McClatchy-Tribune news service
NO
By Mark J. Perry, professor of economics at the Flint campus of the University of Michigan
Even if a carbon tax could significantly reduce greenhouse-gas emissions, should it be implemented if it would undermine the economic recovery and stall short-term growth?
Under one possible approach, all countries would agree to penalize carbon emissions at an internationally harmonized carbon tax.
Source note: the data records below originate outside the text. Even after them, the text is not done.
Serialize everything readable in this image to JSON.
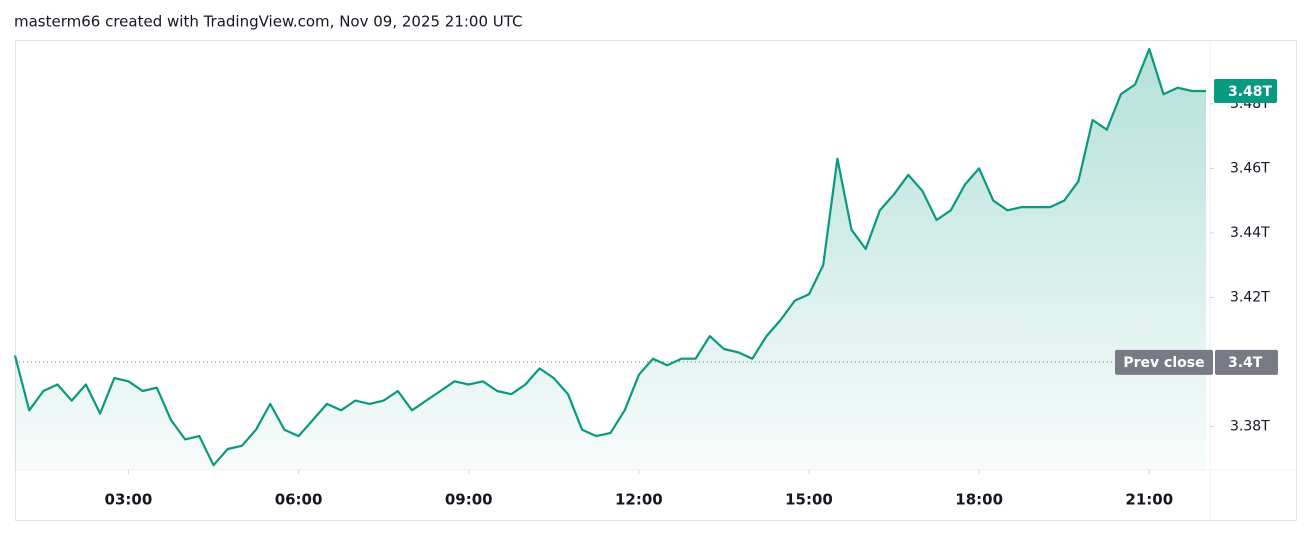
{
  "chart_data": {
    "type": "area",
    "title": "masterm66 created with TradingView.com, Nov 09, 2025 21:00 UTC",
    "x": [
      "01:00",
      "01:15",
      "01:30",
      "01:45",
      "02:00",
      "02:15",
      "02:30",
      "02:45",
      "03:00",
      "03:15",
      "03:30",
      "03:45",
      "04:00",
      "04:15",
      "04:30",
      "04:45",
      "05:00",
      "05:15",
      "05:30",
      "05:45",
      "06:00",
      "06:15",
      "06:30",
      "06:45",
      "07:00",
      "07:15",
      "07:30",
      "07:45",
      "08:00",
      "08:15",
      "08:30",
      "08:45",
      "09:00",
      "09:15",
      "09:30",
      "09:45",
      "10:00",
      "10:15",
      "10:30",
      "10:45",
      "11:00",
      "11:15",
      "11:30",
      "11:45",
      "12:00",
      "12:15",
      "12:30",
      "12:45",
      "13:00",
      "13:15",
      "13:30",
      "13:45",
      "14:00",
      "14:15",
      "14:30",
      "14:45",
      "15:00",
      "15:15",
      "15:30",
      "15:45",
      "16:00",
      "16:15",
      "16:30",
      "16:45",
      "17:00",
      "17:15",
      "17:30",
      "17:45",
      "18:00",
      "18:15",
      "18:30",
      "18:45",
      "19:00",
      "19:15",
      "19:30",
      "19:45",
      "20:00",
      "20:15",
      "20:30",
      "20:45",
      "21:00",
      "21:15",
      "21:30",
      "21:45",
      "22:00"
    ],
    "series": [
      {
        "color": "#089981",
        "values": [
          3.402,
          3.385,
          3.391,
          3.393,
          3.388,
          3.393,
          3.384,
          3.395,
          3.394,
          3.391,
          3.392,
          3.382,
          3.376,
          3.377,
          3.368,
          3.373,
          3.374,
          3.379,
          3.387,
          3.379,
          3.377,
          3.382,
          3.387,
          3.385,
          3.388,
          3.387,
          3.388,
          3.391,
          3.385,
          3.388,
          3.391,
          3.394,
          3.393,
          3.394,
          3.391,
          3.39,
          3.393,
          3.398,
          3.395,
          3.39,
          3.379,
          3.377,
          3.378,
          3.385,
          3.396,
          3.401,
          3.399,
          3.401,
          3.401,
          3.408,
          3.404,
          3.403,
          3.401,
          3.408,
          3.413,
          3.419,
          3.421,
          3.43,
          3.463,
          3.441,
          3.435,
          3.447,
          3.452,
          3.458,
          3.453,
          3.444,
          3.447,
          3.455,
          3.46,
          3.45,
          3.447,
          3.448,
          3.448,
          3.448,
          3.45,
          3.456,
          3.475,
          3.472,
          3.483,
          3.486,
          3.497,
          3.483,
          3.485,
          3.484,
          3.484
        ]
      }
    ],
    "xlim": [
      "01:00",
      "22:00"
    ],
    "xticks": [
      "03:00",
      "06:00",
      "09:00",
      "12:00",
      "15:00",
      "18:00",
      "21:00"
    ],
    "ylim": [
      3.3665,
      3.4998
    ],
    "yticks": [
      {
        "value": 3.38,
        "label": "3.38T"
      },
      {
        "value": 3.42,
        "label": "3.42T"
      },
      {
        "value": 3.44,
        "label": "3.44T"
      },
      {
        "value": 3.46,
        "label": "3.46T"
      },
      {
        "value": 3.48,
        "label": "3.48T"
      }
    ],
    "prev_close": {
      "name": "Prev close",
      "value": 3.4,
      "value_label": "3.4T"
    },
    "last_value_label": "3.48T",
    "grid": false
  }
}
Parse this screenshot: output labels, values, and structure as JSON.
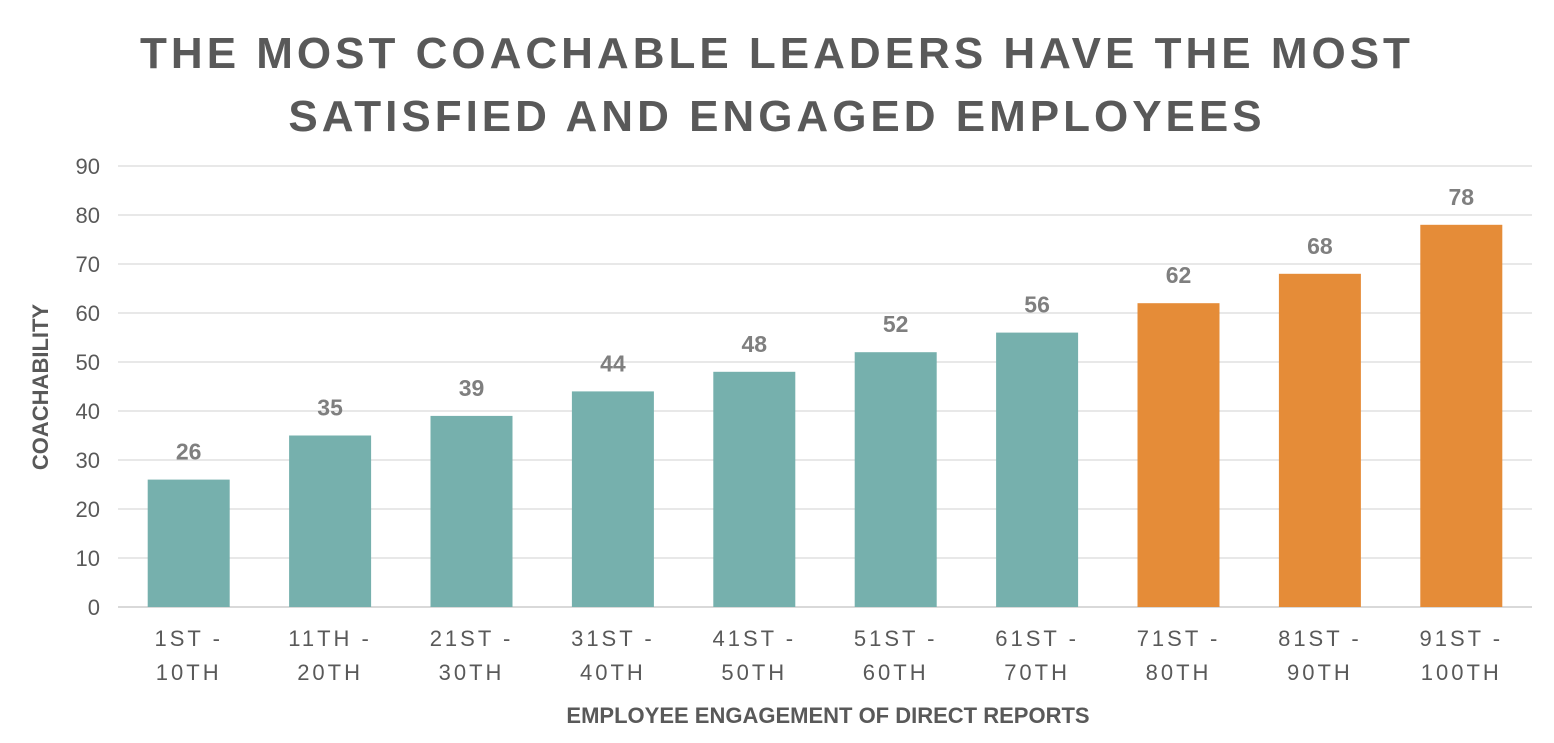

But let’s be realistic: Because of the huge economic and political imbalances between the industrialized and developing world, the carbon-tax approach to emissions reduction is a pipe dream.
As much as 85 percent of the projected increase in man-made global emissions of carbon dioxide will come from developing countries, as a result of growing electric power use and automobile ownership that accompany economic growth
The United States and other advanced countries won’t sacrifice their living standards, and the developing ones aren’t going to worry about climate change while their incomes are a fraction of those in advanced nations.
YES
By Kenneth Richards, professor in the School of Public and Environmental Affairs at Indiana University
When a group of players as disparate as Al Gore, the International Monetary Fund and President Reagan’s Secretary of State George Shultz all agree on something, it might be worth taking note.
Emphasizing different factors, many policy commentators and analysts, conservatives and liberals alike, are advocating a new slant on taxation – shifting some of the burden to carbon emissions.
For reasons of both environmental protection and reduced government interference in the economy, the United States should adopt a tax on carbon.
While the former reason is perhaps the more important from a global perspective, the latter is the easier to support in today’s challenging economic climate.